Dal lato normativo, Pi ha presentato un whitepaper MiCA alla fine del 2025 - una mossa deliberata per le quotazioni di scambio europee che richiede di dimostrare conformità con il quadro degli asset crittografici dell'UE. Non è ancora quotato su Binance o Coinbase, ma la presentazione del MiCA suggerisce che il team sta costruendo verso questo, e la distribuzione delle ricompense per i validatori è riportata in fase di testing finale in vista di una data di implementazione del 31 marzo.
Le frustrazioni che non scompariranno
Il sentimento della comunità attorno a Pi è sempre stato un mix complicato di vera convinzione e pazienza in fase di deterioramento, e quella dinamica non è cambiata in modo significativo. I ritardi del KYC che si sono protratti per anni rimangono un punto dolente - i 2.5 milioni di utenti sbloccati sono stati un sollievo, ma sono una frazione della coda di verifica più ampia, e non c'è una chiara tempistica per la risoluzione completa.
La preoccupazione per la decentralizzazione è più strutturale.

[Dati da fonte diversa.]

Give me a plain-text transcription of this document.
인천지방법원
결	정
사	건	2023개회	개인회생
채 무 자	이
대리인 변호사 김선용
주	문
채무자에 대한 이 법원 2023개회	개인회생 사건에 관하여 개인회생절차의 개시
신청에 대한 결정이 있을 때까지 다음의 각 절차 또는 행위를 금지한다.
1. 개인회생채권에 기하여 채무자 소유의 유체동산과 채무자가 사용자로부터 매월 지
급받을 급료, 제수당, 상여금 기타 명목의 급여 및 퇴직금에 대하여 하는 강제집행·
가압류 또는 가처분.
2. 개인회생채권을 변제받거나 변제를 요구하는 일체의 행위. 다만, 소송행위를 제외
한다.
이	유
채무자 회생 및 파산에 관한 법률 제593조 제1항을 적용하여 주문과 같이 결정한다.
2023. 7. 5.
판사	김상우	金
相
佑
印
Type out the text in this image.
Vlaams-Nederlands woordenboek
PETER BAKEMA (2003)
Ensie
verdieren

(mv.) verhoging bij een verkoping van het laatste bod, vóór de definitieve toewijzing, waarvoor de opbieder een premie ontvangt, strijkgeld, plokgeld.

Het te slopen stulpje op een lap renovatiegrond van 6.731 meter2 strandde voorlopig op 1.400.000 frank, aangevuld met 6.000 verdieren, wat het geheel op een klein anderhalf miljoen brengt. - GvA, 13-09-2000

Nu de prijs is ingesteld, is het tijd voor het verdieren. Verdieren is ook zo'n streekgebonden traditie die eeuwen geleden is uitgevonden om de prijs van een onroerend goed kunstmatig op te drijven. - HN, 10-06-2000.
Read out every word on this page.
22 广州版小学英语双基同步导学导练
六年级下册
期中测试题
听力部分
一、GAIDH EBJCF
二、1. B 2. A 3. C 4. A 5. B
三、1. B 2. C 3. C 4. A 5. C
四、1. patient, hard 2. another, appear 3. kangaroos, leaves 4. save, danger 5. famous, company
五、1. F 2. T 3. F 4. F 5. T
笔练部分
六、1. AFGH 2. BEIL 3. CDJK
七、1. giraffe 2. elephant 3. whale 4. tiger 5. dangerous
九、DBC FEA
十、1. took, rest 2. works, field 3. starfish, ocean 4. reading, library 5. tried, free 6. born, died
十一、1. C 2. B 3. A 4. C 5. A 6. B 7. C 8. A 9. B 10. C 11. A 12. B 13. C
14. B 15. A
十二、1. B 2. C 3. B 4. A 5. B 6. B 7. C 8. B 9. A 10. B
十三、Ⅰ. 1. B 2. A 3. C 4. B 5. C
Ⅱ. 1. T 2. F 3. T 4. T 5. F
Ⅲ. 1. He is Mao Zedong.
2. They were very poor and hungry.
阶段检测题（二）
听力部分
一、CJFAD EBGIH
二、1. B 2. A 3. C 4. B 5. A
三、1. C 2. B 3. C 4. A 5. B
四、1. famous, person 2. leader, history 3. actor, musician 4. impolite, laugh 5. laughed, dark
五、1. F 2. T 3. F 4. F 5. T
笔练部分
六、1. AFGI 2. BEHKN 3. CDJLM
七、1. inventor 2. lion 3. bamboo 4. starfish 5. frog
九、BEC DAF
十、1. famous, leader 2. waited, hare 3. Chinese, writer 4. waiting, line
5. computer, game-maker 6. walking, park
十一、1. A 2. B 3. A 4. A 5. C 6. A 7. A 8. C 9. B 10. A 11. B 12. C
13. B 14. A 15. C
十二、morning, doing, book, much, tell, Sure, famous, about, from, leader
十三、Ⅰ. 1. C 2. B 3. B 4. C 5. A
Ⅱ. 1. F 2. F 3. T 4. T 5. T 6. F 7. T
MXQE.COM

Man mano che i requisiti di aggiornamento dei nodi diventano più esigenti - sia tecnicamente che in termini di coordinazione continuativa - gli operatori più piccoli potrebbero avere difficoltà a tenere il passo. Se il numero di nodi si consolida tra un gruppo più ristretto di partecipanti ben risorse, il framing "decentralizzato" diventa più difficile da difendere. È una tensione che non è unica a Pi, ma è acutamente rilevante dato quanto sia centrale la rete di nodi all'identità del progetto.
Per ora, Pi è una rete in transizione tecnica, scambiando bene lontano dai suoi massimi, con una scadenza di aggiornamento forzato che metterà alla prova la disciplina degli operatori e, forse più importante, la continua disponibilità della comunità di aspettare.